When we looked at the jugular venous pulse and we saw the giant "a" wave, the atrium struggling to put blood into the right ventricle, we defined the problem as a right sided heart disease problem. And then, when we examined the chest wall, we confirmed that. There were no findings to suggest left heart disease, we could not palpate the apical impulse. Rather, at the sternal edge we felt a right ventricular impulse and we felt an enlarged pulmonary artery, and not only did we find the sustained right ventricular impulse, but we confirmed the type of finding we saw in the neck, with the giant "a" wave that reflected the atrium contracting against increased resistance, we palpated a presystolic impulse at the lower left sternal edge which also tells us the same thing.

After we completed our precordial examination, we listened to the patient. A compelling finding at the upper right sternal edge, not [sounds], but [sounds], telling us that there was an increased second heart sound. And, as we completed the auscultatory examination, we defined that increased second sound as due to an increase in the pulmonary component of the second heart sound. We have a category of heart disease now, it is pulmonary hypertension with a loud, increased pulmonary component of the second heart sound. Then we listened at the upper left sternal edge. First, we tuned in on murmurs and we heard both a systolic and a diastolic murmur, and those murmurs increased with inspiration, telling us that they were emanating from the right side, the diastolic decrescendo, sometimes called the Graham-Steele murmur [sounds]. Very well heard, especially at the lower left sternal edge. And the short, early flow murmur [sounds] generated by increased flow in a dilated pulmonary artery in early systole. And then we tuned in on the heart sounds and we heard an ejection sound. More information that the pulmonary artery was dilated as can be seen in pulmonary hypertension.

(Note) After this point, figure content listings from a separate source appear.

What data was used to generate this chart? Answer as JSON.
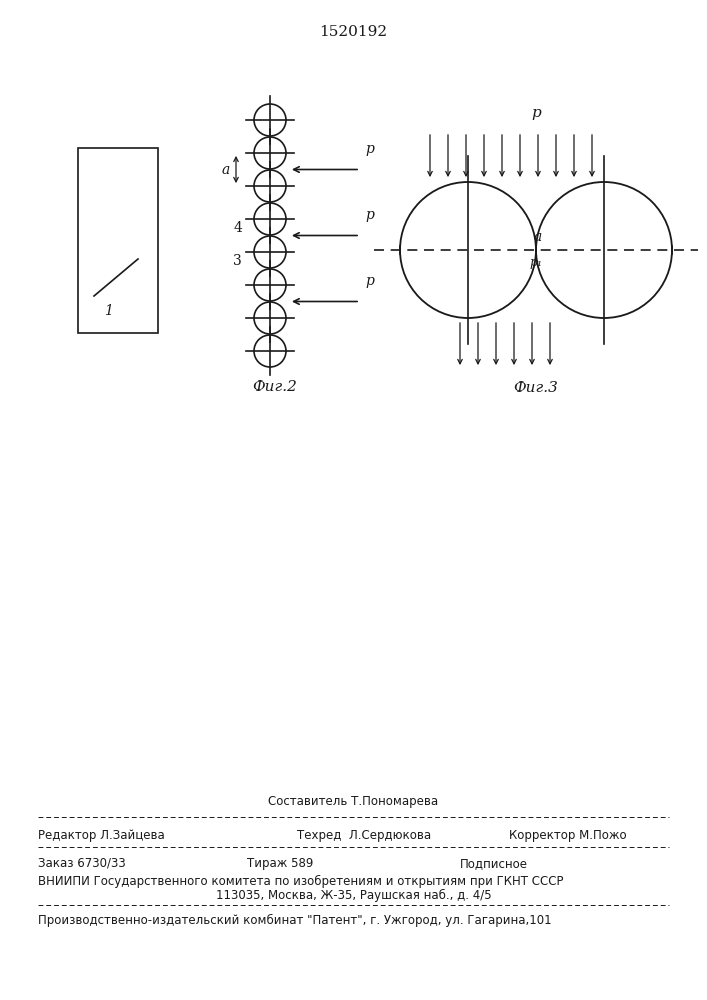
{
  "title": "1520192",
  "fig2_label": "Фиг.2",
  "fig3_label": "Фиг.3",
  "label_1": "1",
  "label_3": "3",
  "label_4": "4",
  "label_a_fig2": "a",
  "label_a_fig3": "a",
  "label_P": "p",
  "label_P1_sub": "p₁",
  "footer_sestavitel": "Составитель Т.Пономарева",
  "footer_redaktor": "Редактор Л.Зайцева",
  "footer_tehred": "Техред  Л.Сердюкова",
  "footer_korrektor": "Корректор М.Пожо",
  "footer_zakaz": "Заказ 6730/33",
  "footer_tirazh": "Тираж 589",
  "footer_podpisnoe": "Подписное",
  "footer_vniip1": "ВНИИПИ Государственного комитета по изобретениям и открытиям при ГКНТ СССР",
  "footer_vniip2": "113035, Москва, Ж-35, Раушская наб., д. 4/5",
  "footer_proizv": "Производственно-издательский комбинат \"Патент\", г. Ужгород, ул. Гагарина,101",
  "bg": "#ffffff",
  "lc": "#1a1a1a"
}
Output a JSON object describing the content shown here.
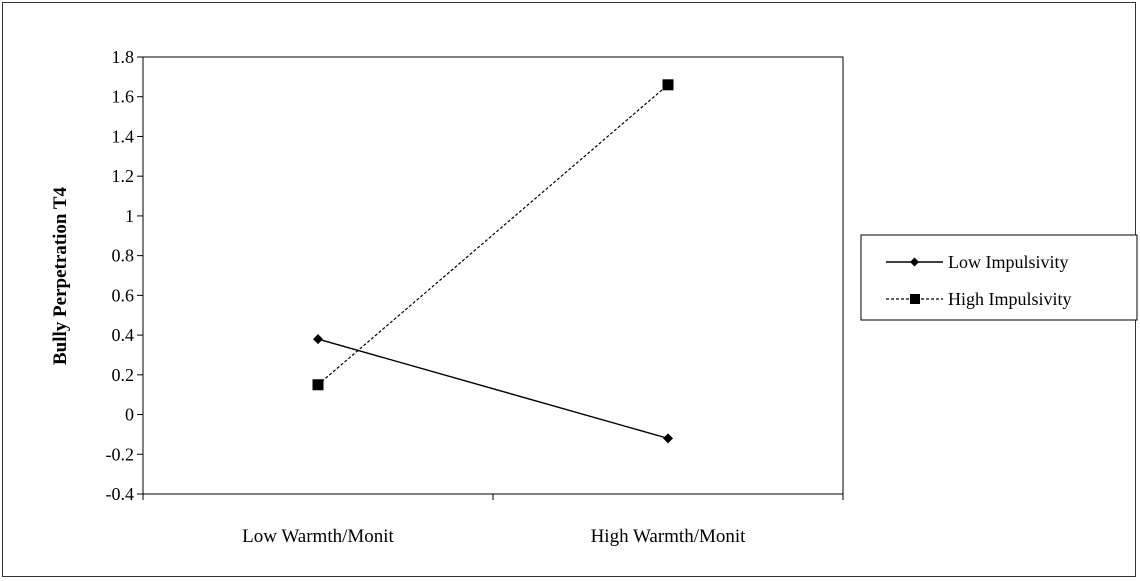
{
  "chart_data": {
    "type": "line",
    "title": "",
    "xlabel": "",
    "ylabel": "Bully Perpetration T4",
    "categories": [
      "Low Warmth/Monit",
      "High Warmth/Monit"
    ],
    "ylim": [
      -0.4,
      1.8
    ],
    "yticks": [
      "1.8",
      "1.6",
      "1.4",
      "1.2",
      "1",
      "0.8",
      "0.6",
      "0.4",
      "0.2",
      "0",
      "-0.2",
      "-0.4"
    ],
    "ytick_values": [
      1.8,
      1.6,
      1.4,
      1.2,
      1.0,
      0.8,
      0.6,
      0.4,
      0.2,
      0.0,
      -0.2,
      -0.4
    ],
    "grid": false,
    "legend_position": "right",
    "series": [
      {
        "name": "Low Impulsivity",
        "values": [
          0.38,
          -0.12
        ],
        "marker": "diamond",
        "line_style": "solid",
        "color": "#000000"
      },
      {
        "name": "High Impulsivity",
        "values": [
          0.15,
          1.66
        ],
        "marker": "square",
        "line_style": "dashed",
        "color": "#000000"
      }
    ]
  }
}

Then, after listening at the lower left sternal edge, we went to the apex. But, before we go to the apex now, I want to remind you that at the lower left sternal edge you may not always hear the Graham-Steele murmur or at the upper left sternal edge. In patients with severe pulmonary hypertension, you may hear tricuspid regurgitation. It is quite common in that context. And when the patient breathes in you hear [sounds] and when they breathe out [sounds]. In other words, it augments with inspiration, telling you that that regurgitation is right sided. And finally, we went to the apex, and at the apex we got no help listening for low frequency sounds. We were searching for left heart disease as a cause of the pulmonary hypertension, but we heard no reflectors of left heart disease.

We have, therefore, using our bedside skills defined a patient with pulmonary hypertension. We have not only defined pulmonary hypertension, we have defined that it is severe and now we must go further to define the exact etiology, because the exact etiology determines the exact therapy.